Let me first say that I agree with all of the other reviewers on this book, that the mystery elements are decidedly weak. That being said, this book is a fitting end to the saga of the extended Emerson family, if, indeed, it is to be the last one in the series.
Yes, it is definitely a gathering of friends and family, and yes, several loose ends from previous books in the series have been nicely wrapped up. But beyond that, Tomb of the Golden Bird is a realistic continuation of the lives of this amazing family. The characters have grown, they've learned, yet they remain a close-knit, loving family. The familial details serve as a fitting focal point to the story, not a distraction-- if anything, in this book, the mystery elements were almost a distraction from the family drama.
Elizabeth Peters finally tackles the discovery and excavation of the tomb of King Tut, and she inserts the Emerson family into the excitement with great realism. Family patriarch, Radcliffe Emerson, by virtue of one of his characteristic outbursts, manages to get himself, his family and friends banned from participating in the excavation of the tomb. Despite this, we still manage to get plenty of details about the excavation as Peters manages to find credible ways to insert the Emersons into the excavation without harm to historical veracity.

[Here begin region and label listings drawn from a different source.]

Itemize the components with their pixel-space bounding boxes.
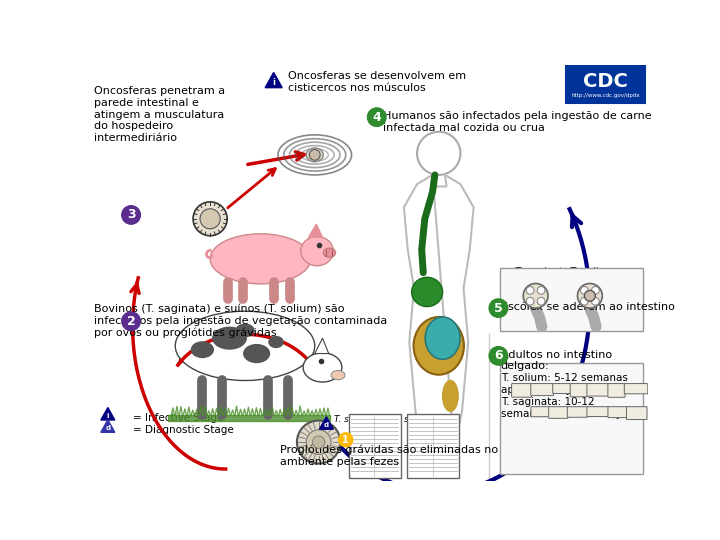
Text: Oncosferas se desenvolvem em
cisticercos nos músculos: Oncosferas se desenvolvem em cisticercos… xyxy=(287,71,466,92)
Ellipse shape xyxy=(413,317,464,375)
Circle shape xyxy=(537,287,545,294)
Circle shape xyxy=(489,347,508,365)
Ellipse shape xyxy=(443,381,458,411)
Text: 1: 1 xyxy=(343,435,349,445)
Text: i: i xyxy=(272,78,275,87)
Circle shape xyxy=(122,312,140,330)
FancyBboxPatch shape xyxy=(570,383,588,397)
Ellipse shape xyxy=(243,344,270,363)
Ellipse shape xyxy=(306,148,323,162)
Ellipse shape xyxy=(191,341,214,358)
FancyBboxPatch shape xyxy=(407,414,459,477)
Text: 5: 5 xyxy=(494,302,503,315)
Circle shape xyxy=(577,284,602,308)
FancyBboxPatch shape xyxy=(531,407,549,417)
Text: 2: 2 xyxy=(127,315,135,328)
Circle shape xyxy=(585,291,595,301)
Circle shape xyxy=(592,298,599,305)
Circle shape xyxy=(306,430,331,455)
Circle shape xyxy=(580,287,588,294)
Ellipse shape xyxy=(301,237,333,266)
Text: Bovinos (T. saginata) e suínos (T. solium) são
infectados pela ingestão de veget: Bovinos (T. saginata) e suínos (T. soliu… xyxy=(94,303,387,338)
FancyBboxPatch shape xyxy=(566,66,645,103)
Text: Oncosferas penetram a
parede intestinal e
atingem a musculatura
do hospedeiro
in: Oncosferas penetram a parede intestinal … xyxy=(94,86,225,143)
Ellipse shape xyxy=(210,234,311,284)
Circle shape xyxy=(310,150,320,160)
Text: Humanos são infectados pela ingestão de carne
infectada mal cozida ou crua: Humanos são infectados pela ingestão de … xyxy=(383,111,652,133)
Text: T. solium: T. solium xyxy=(394,415,433,424)
Circle shape xyxy=(537,298,545,305)
Text: T. saginata: T. saginata xyxy=(334,415,383,424)
Text: d: d xyxy=(105,425,110,431)
Text: 6: 6 xyxy=(494,349,503,362)
FancyBboxPatch shape xyxy=(512,383,531,397)
Ellipse shape xyxy=(412,278,443,307)
FancyBboxPatch shape xyxy=(553,383,571,394)
Polygon shape xyxy=(101,420,114,433)
FancyBboxPatch shape xyxy=(587,383,608,396)
Circle shape xyxy=(592,287,599,294)
Circle shape xyxy=(297,421,341,464)
Circle shape xyxy=(526,298,534,305)
Text: Escólex se aderem ao intestino: Escólex se aderem ao intestino xyxy=(500,302,675,312)
Circle shape xyxy=(193,202,228,236)
FancyBboxPatch shape xyxy=(608,407,627,417)
Text: T. saginata: T. saginata xyxy=(515,267,568,276)
Ellipse shape xyxy=(212,327,247,350)
Text: = Diagnostic Stage: = Diagnostic Stage xyxy=(132,425,233,435)
Circle shape xyxy=(580,298,588,305)
Polygon shape xyxy=(315,338,329,354)
Text: http://www.cdc.gov/dpdx: http://www.cdc.gov/dpdx xyxy=(571,93,639,98)
Circle shape xyxy=(312,436,325,448)
FancyBboxPatch shape xyxy=(549,407,568,418)
Circle shape xyxy=(200,209,220,229)
Ellipse shape xyxy=(323,248,336,257)
Ellipse shape xyxy=(331,370,345,380)
Polygon shape xyxy=(265,72,282,87)
Text: T. solium: T. solium xyxy=(570,267,614,276)
Circle shape xyxy=(122,206,140,224)
Ellipse shape xyxy=(269,336,284,348)
Ellipse shape xyxy=(235,323,255,338)
Text: = Infective Stage: = Infective Stage xyxy=(132,413,223,423)
FancyBboxPatch shape xyxy=(567,407,588,417)
FancyBboxPatch shape xyxy=(349,414,401,477)
Ellipse shape xyxy=(175,311,315,381)
FancyBboxPatch shape xyxy=(608,383,625,397)
Text: Adultos no intestino
delgado:: Adultos no intestino delgado: xyxy=(500,350,612,372)
Text: Proglótides grávidas são eliminadas no
ambiente pelas fezes: Proglótides grávidas são eliminadas no a… xyxy=(280,444,498,467)
Text: i: i xyxy=(107,413,109,419)
FancyBboxPatch shape xyxy=(626,407,647,420)
Circle shape xyxy=(339,433,353,447)
Text: d: d xyxy=(324,422,329,428)
Circle shape xyxy=(367,108,386,126)
Ellipse shape xyxy=(303,353,342,382)
Circle shape xyxy=(523,284,548,308)
Text: 3: 3 xyxy=(127,208,135,221)
Polygon shape xyxy=(320,417,333,429)
Polygon shape xyxy=(101,408,114,420)
Text: CDC: CDC xyxy=(583,72,628,91)
FancyBboxPatch shape xyxy=(531,383,554,396)
FancyBboxPatch shape xyxy=(587,407,608,416)
Circle shape xyxy=(526,287,534,294)
FancyBboxPatch shape xyxy=(500,363,642,474)
FancyBboxPatch shape xyxy=(624,383,648,394)
Circle shape xyxy=(489,299,508,318)
Text: T. solium: 5-12 semanas
após a infecção
T. saginata: 10-12
semanas após a infecç: T. solium: 5-12 semanas após a infecção … xyxy=(500,373,633,419)
FancyBboxPatch shape xyxy=(500,268,642,331)
Polygon shape xyxy=(309,224,323,237)
Ellipse shape xyxy=(426,317,460,359)
Text: 4: 4 xyxy=(372,111,381,124)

While I agree with the other reviewers that this book is not as strong as some of the others in the series, I am still giving it 5 stars, because Peters has maintained a consistency of quality throughout the series, and has also succeeded from keeping the familial and personal elements from becoming annoying intrusions-- unlike other writers such as Patricia Cornwell.
With this book, Peters faces the problem that has long troubled writers-- how do you have your beloved characters age gracefully and how do you allow for the fact that when you write a series set in the past, you have to include the historical elements that occur with the passage of time, no matter how inconvenient they may be? Peters tackles these things head on-- rather than pretending that the Emersons were the excavators of Tut's tomb, she finds a plausible reason to leave them on the outskirts. Rather than pretending that the political turmoil in Egypt did not happen, she involves her characters in the issue of nationalism and rebellion against British colonialism.
I hate to think that this is the last Amelia Peabody book, because I have loved each and every one of them. But if, indeed, it is, Peters has written a fitting ending to the series. Amelia Peabody forever!